Mitt Romney had a good night as he won the District of Columbia primary winning 16 delegates there as expected. He is projected to win the Maryland Primary which has 37 delegates up for grabs. In the state where Rick Santorum had hoped for an upset Romney is also projected to win in Wisconsin which has 42 delegates with 15 being uncommitted.
Romney won the D.C. primary with over 70% of the vote.
In Maryland with 88.4% of the precincts reporting in Romney leads Santorum 48.6% to 29.3%. Newt Gingrich is third with 11% of the vote. Ron Paul came in 4th with 9.6%. It is much closer in Wisconsin with 80.8% of the precincts reporting in at the time of this writing. Romney has 42.2%, Santorum is 2nd with 37.8%, Paul, has 11.8% in 3rd, and Gingrich has 4th with 6.1%.
In the ABC exit polls in Wisconsin 8 in 10 voters believe that Romney will be the GOP nominee. Evangelicals were less of a factor in Wisconsin and in Maryland. Romney actually narrowly won the evangelical vote in Maryland. There was another interesting tidbit from the ABC Wisconsin exit poll:
Santorum, the darling of very conservative voters in the South, only about split them with Romney in Wisconsin. And in an unusual result Santorum also ran competitively in Wisconsin among moderate and liberal voters; the reason was a large turnout among independents and some Democrats in the state’s open primary. They accounted for about four in 10 voters, disproportionately were moderates or liberals, and backed Romney in far lesser numbers than did mainstream Republicans.
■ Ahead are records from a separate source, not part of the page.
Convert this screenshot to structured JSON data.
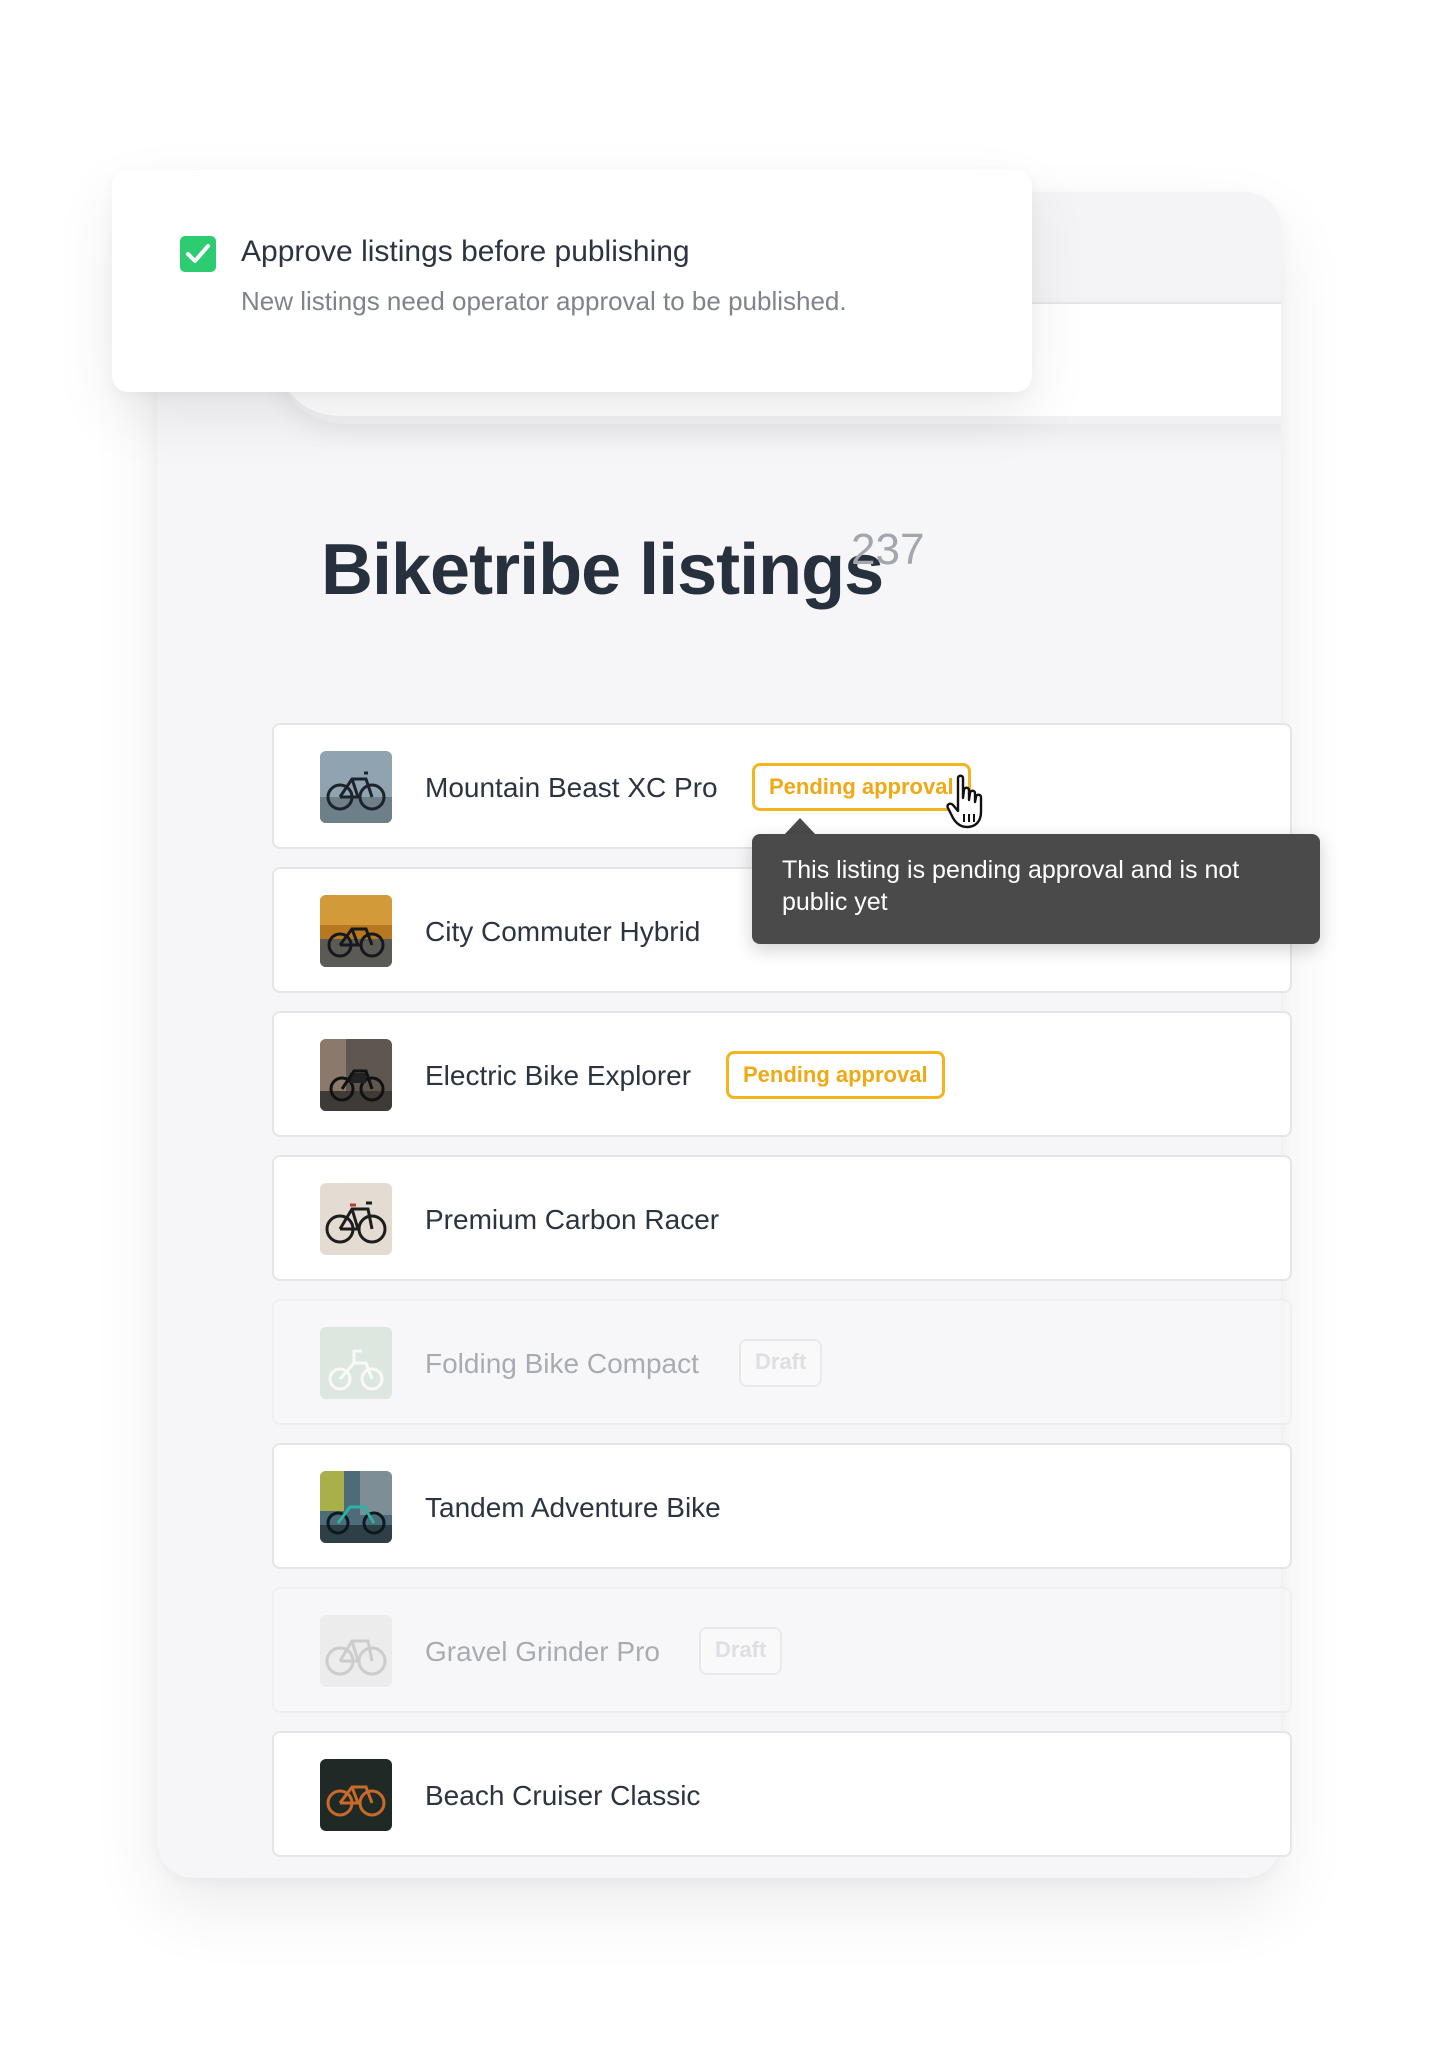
{
  "approval_setting": {
    "checked": true,
    "label": "Approve listings before publishing",
    "description": "New listings need operator approval to be published."
  },
  "page": {
    "title": "Biketribe listings",
    "count": "237"
  },
  "listings": [
    {
      "name": "Mountain Beast XC Pro",
      "badge": "Pending approval",
      "status": "pending",
      "thumbnail_icon": "bicycle-photo"
    },
    {
      "name": "City Commuter Hybrid",
      "badge": "",
      "status": "published",
      "thumbnail_icon": "bicycle-photo"
    },
    {
      "name": "Electric Bike Explorer",
      "badge": "Pending approval",
      "status": "pending",
      "thumbnail_icon": "bicycle-photo"
    },
    {
      "name": "Premium Carbon Racer",
      "badge": "",
      "status": "published",
      "thumbnail_icon": "bicycle-photo"
    },
    {
      "name": "Folding Bike Compact",
      "badge": "Draft",
      "status": "draft",
      "thumbnail_icon": "bicycle-photo"
    },
    {
      "name": "Tandem Adventure Bike",
      "badge": "",
      "status": "published",
      "thumbnail_icon": "bicycle-photo"
    },
    {
      "name": "Gravel Grinder Pro",
      "badge": "Draft",
      "status": "draft",
      "thumbnail_icon": "bicycle-photo"
    },
    {
      "name": "Beach Cruiser Classic",
      "badge": "",
      "status": "published",
      "thumbnail_icon": "bicycle-photo"
    }
  ],
  "tooltip": {
    "line1": "This listing is pending approval and is not",
    "line2": "public yet"
  },
  "colors": {
    "accent_pending": "#f4b41d",
    "checkbox_green": "#2ecc71",
    "tooltip_bg": "#4a4a4a",
    "title_text": "#27303d"
  }
}
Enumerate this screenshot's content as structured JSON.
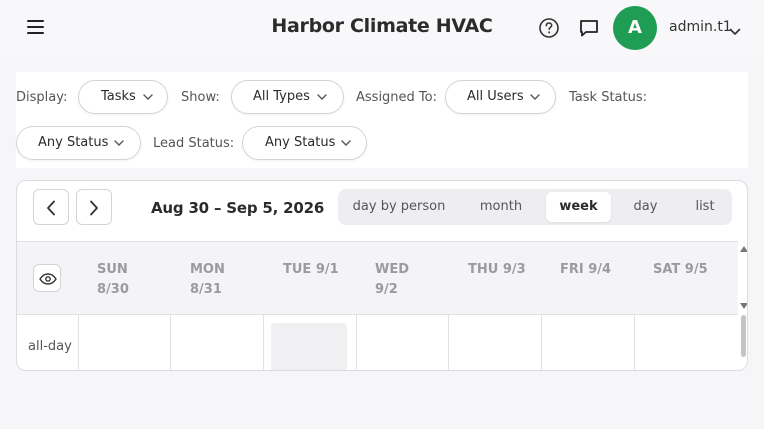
{
  "header": {
    "title": "Harbor Climate HVAC",
    "avatar_initial": "A",
    "avatar_color": "#1f9d55",
    "username": "admin.t1",
    "icons": [
      "menu-icon",
      "help-icon",
      "chat-icon",
      "chevron-down-icon"
    ]
  },
  "filters": {
    "display_label": "Display:",
    "display_value": "Tasks",
    "show_label": "Show:",
    "show_value": "All Types",
    "assigned_label": "Assigned To:",
    "assigned_value": "All Users",
    "task_status_label": "Task Status:",
    "task_status_value": "Any Status",
    "lead_status_label": "Lead Status:",
    "lead_status_value": "Any Status"
  },
  "calendar": {
    "range": "Aug 30 – Sep 5, 2026",
    "views": [
      "day by person",
      "month",
      "week",
      "day",
      "list"
    ],
    "active_view": "week",
    "days": [
      {
        "line1": "SUN",
        "line2": "8/30"
      },
      {
        "line1": "MON",
        "line2": "8/31"
      },
      {
        "line1": "TUE 9/1",
        "line2": ""
      },
      {
        "line1": "WED",
        "line2": "9/2"
      },
      {
        "line1": "THU 9/3",
        "line2": ""
      },
      {
        "line1": "FRI 9/4",
        "line2": ""
      },
      {
        "line1": "SAT 9/5",
        "line2": ""
      }
    ],
    "allday_label": "all-day",
    "today_index": 2
  }
}
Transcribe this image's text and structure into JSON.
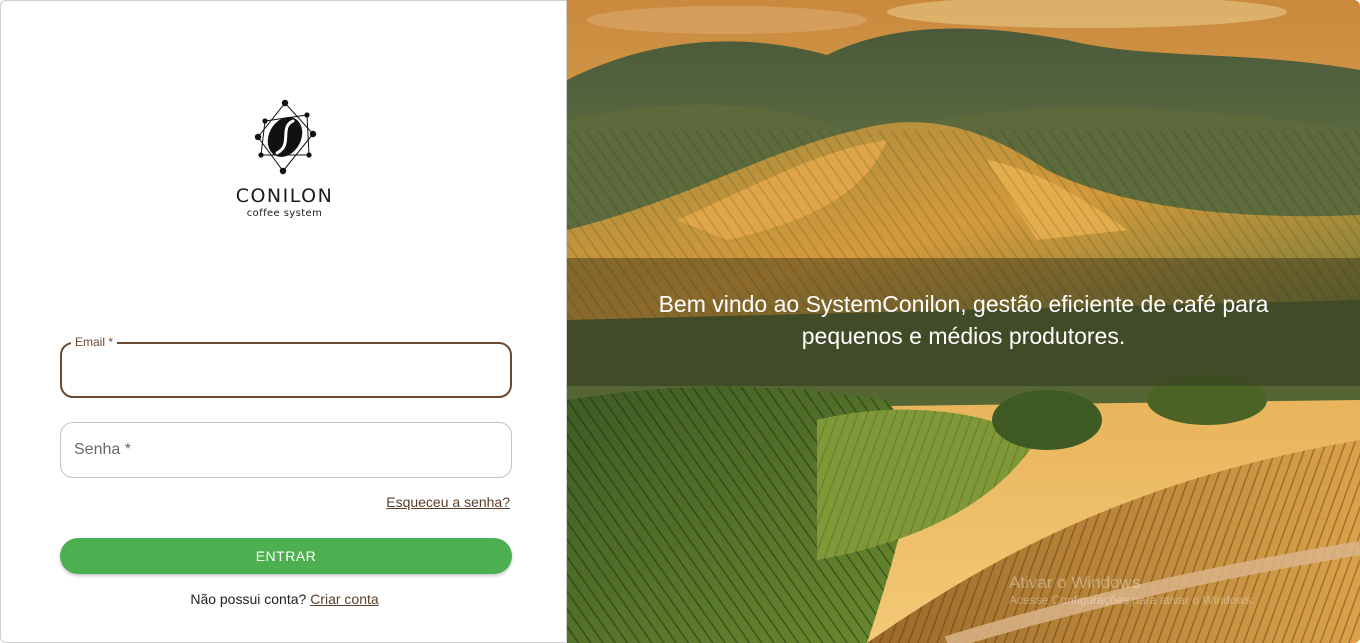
{
  "logo": {
    "name": "CONILON",
    "subtitle": "coffee system"
  },
  "login_form": {
    "email_label": "Email *",
    "email_value": "",
    "password_label": "Senha *",
    "password_value": "",
    "forgot_password": "Esqueceu a senha?",
    "submit_label": "ENTRAR",
    "no_account_text": "Não possui conta?",
    "create_account_link": "Criar conta"
  },
  "hero": {
    "welcome_line1": "Bem vindo ao SystemConilon, gestão eficiente de café para",
    "welcome_line2": "pequenos e médios produtores."
  },
  "windows_watermark": {
    "line1": "Ativar o Windows",
    "line2": "Acesse Configurações para ativar o Windows."
  },
  "colors": {
    "accent_brown": "#6b4a33",
    "button_green": "#4caf50",
    "background": "#ffffff"
  }
}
There were other challenges for the GOP frontrunner in the exit poll results, analyzed for ABC by Langer Research Associates. Just 37 percent in Wisconsin characterized Romney as “about right” ideologically,” fewer than the 44 percent who called him “not conservative enough.” And Santorum, as in the past, won broadly among the more than four in 10 voters who were focused chiefly on the “true conservative” or on “strong moral character” in a candidate.
Santorum again out performed all of the recent polling. He again won the rural vote. Romney again is still having a hard time with the base, but many are feeling like his nomination is inevitable and some are starting to warm to him.
The road ahead for Santorum is difficult. The rest of the primaries this month – Connecticut, Delaware, New York, Pennsylvania, and Rhode Island have fewer evangelicals with more moderate Republican voters. Santorum in his concession speech tonight focuses his road on Pennsylvania where he hopes to see a shift. If he can win Pennsylvania he could possibly hold on for some friendlier contests coming up in May with Indiana, West Virginia, North Carolina, Arkansas, Kentucky and Texas.
But the delegate math becomes more difficult for Santorum from here on out.